An atypical psychological impact of jury duty

“Dear Prudence,” an advice column in Slate, this week responded to the story of a juror whose experience reviewing evidence in a sexual assault case left the juror with memories that stunted her ability to fantasize. The juror had previously been aroused principally by relatively aggressive sexual behavior, but after witnessing the evidence of a sexual assault, the juror lost her appetite.

Prudence offered this advice to the juror:

As humans we have a vast imaginative capacity, and the movies we create in our heads are private and personal works of art. You don’t have to replace your go-to fantasy. Delight in the fact that you are a woman who has a rich, complex, and satisfying erotic life.

That’s reassuring, perhaps, but the case points out two things often overlooked about jury service. First, reviewing evidence in difficult cases can leave a mark on jurors’ memories that last weeks, years, or even a lifetime, for better or worse. Second, the experience of jury duty can sometimes expose jurors to realities that they otherwise successfully avoid, or see only through fiction and dramatizations.
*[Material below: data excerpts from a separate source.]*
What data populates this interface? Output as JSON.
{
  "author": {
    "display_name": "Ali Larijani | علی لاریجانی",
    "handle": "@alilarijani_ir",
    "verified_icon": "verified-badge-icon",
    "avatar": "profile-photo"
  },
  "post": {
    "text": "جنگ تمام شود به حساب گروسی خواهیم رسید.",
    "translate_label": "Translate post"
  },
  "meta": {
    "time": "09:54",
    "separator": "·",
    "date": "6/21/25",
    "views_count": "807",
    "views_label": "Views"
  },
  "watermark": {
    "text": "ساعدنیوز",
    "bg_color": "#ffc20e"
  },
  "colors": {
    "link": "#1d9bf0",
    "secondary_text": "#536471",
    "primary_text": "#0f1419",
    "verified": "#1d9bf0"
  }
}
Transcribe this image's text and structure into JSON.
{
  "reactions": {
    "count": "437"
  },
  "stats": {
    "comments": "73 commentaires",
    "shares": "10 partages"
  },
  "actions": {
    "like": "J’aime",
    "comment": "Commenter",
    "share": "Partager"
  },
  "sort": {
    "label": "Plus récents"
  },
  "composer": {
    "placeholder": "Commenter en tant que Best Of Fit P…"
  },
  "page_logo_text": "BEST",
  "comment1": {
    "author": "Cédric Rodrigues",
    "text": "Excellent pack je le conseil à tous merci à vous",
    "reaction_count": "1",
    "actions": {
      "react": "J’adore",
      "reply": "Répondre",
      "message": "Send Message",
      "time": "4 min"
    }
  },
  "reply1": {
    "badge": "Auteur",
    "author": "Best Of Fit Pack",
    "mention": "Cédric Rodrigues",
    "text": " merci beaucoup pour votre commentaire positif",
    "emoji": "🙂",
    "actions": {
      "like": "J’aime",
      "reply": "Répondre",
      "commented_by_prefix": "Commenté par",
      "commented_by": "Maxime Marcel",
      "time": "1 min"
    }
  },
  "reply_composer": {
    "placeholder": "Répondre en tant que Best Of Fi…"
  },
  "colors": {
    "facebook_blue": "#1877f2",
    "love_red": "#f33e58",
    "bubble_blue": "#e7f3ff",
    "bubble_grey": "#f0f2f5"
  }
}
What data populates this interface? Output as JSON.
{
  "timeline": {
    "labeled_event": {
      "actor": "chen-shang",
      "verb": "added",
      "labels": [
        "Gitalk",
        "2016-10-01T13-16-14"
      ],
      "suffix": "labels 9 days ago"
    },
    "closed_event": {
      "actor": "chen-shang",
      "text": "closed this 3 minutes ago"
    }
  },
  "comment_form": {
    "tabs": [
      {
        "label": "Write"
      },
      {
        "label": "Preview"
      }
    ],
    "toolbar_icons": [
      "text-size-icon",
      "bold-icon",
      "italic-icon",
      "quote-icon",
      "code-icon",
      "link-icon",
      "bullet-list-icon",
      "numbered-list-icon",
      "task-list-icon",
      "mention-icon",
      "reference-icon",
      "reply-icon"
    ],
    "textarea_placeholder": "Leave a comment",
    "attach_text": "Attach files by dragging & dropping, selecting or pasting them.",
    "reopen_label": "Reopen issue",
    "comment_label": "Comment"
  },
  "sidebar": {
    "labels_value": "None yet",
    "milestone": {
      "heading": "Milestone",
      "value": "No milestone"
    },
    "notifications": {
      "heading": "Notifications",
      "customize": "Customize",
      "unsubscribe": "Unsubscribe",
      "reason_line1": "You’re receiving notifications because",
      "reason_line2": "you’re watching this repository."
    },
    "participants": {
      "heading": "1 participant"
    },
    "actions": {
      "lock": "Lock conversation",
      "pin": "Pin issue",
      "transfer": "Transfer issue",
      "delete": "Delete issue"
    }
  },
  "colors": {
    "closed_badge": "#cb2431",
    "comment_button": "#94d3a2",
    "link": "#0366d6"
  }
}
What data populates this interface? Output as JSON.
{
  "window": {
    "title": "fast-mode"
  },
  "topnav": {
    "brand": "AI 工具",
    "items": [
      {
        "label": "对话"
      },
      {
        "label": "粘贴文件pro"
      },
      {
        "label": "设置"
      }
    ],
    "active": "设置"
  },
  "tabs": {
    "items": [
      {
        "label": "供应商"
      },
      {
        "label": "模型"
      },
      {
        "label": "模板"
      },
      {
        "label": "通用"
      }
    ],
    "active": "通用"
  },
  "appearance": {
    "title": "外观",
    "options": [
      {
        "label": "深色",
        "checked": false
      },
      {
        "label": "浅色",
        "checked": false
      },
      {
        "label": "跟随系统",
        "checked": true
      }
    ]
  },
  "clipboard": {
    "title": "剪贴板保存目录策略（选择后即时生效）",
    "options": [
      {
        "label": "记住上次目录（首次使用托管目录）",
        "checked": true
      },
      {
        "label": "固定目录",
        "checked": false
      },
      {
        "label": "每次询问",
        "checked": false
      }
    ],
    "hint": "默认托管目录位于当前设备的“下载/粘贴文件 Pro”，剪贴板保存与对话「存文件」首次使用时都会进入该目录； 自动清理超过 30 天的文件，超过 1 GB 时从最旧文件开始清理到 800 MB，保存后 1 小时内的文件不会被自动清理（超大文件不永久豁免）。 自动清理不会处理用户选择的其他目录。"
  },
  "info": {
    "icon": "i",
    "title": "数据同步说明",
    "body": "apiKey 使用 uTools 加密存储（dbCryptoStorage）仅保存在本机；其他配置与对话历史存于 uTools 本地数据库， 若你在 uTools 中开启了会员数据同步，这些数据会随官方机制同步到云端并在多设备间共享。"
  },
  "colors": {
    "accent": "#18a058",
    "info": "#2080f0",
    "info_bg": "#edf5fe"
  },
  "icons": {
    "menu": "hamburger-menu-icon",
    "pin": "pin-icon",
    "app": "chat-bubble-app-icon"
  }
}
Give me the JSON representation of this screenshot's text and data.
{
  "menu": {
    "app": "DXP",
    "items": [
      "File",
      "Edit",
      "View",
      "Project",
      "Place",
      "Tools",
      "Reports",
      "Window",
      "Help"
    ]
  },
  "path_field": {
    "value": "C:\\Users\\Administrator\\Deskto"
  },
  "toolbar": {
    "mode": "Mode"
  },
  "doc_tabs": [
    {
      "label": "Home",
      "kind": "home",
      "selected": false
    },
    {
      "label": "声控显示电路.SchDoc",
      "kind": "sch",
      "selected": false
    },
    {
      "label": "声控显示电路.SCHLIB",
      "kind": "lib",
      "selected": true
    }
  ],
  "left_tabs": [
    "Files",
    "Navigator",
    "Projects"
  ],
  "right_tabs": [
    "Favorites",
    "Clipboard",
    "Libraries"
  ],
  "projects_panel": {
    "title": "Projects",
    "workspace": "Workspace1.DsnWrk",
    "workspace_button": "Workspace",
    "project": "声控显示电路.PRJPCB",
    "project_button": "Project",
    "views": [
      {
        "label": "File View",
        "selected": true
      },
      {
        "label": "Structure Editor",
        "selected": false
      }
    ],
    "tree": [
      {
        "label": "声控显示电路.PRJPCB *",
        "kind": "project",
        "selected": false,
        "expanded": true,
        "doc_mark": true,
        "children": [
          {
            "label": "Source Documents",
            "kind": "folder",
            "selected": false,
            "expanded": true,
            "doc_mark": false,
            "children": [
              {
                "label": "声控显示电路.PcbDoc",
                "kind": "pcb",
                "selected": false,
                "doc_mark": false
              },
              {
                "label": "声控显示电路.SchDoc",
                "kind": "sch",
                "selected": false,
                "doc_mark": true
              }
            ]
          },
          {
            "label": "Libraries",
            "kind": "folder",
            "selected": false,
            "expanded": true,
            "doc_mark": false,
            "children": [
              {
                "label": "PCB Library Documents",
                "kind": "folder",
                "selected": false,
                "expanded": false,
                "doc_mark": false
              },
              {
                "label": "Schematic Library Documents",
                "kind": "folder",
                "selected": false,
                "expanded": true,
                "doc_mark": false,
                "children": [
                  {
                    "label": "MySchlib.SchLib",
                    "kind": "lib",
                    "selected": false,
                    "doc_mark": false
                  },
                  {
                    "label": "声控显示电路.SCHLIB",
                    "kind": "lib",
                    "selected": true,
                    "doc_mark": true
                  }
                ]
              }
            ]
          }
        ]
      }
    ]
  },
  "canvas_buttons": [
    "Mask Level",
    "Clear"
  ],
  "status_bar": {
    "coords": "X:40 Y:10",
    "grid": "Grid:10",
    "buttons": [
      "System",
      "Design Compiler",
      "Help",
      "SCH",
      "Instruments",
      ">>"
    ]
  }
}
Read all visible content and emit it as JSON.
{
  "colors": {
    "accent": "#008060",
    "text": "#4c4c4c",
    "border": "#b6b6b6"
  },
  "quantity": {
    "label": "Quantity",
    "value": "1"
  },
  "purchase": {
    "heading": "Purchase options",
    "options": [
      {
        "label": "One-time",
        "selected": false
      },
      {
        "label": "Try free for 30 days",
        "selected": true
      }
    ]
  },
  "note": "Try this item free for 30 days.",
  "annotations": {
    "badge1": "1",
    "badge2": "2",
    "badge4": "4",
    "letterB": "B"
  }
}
Though this is an admittedly unusual juror account of the service experience, it’s another reminder of the sheer range of impacts jury duty has on people every day.

About jgastil

John Gastil is Head and Professor in the Department of Communication Arts and Sciences at The Pennsylvania State University, where he specializes in political deliberation and group decision making.
This entry was posted in Conducting trials, Social/political impact of juries. Bookmark the permalink.

One Response to An atypical psychological impact of jury duty

  1. I served on a jury about similar issues that had a very disturbing impact on me in the short term and when I am reminded of it in simple things like FB posts of those who have to report for jury duty, that event is still very real for me. In addition to the disturbing sexual content of the trial and the involvement of a very young victim, the trial was held in a windowless courtroom with the defendant just a few feet a way and looking creepily at me, and we lost all power and I truly was paralyzed with fear. Then to boot, I was the foreman and despite the evidence we ended with a mistrial. Luckily he was retried and sentenced a few years later. I know it is atypical, but it happens.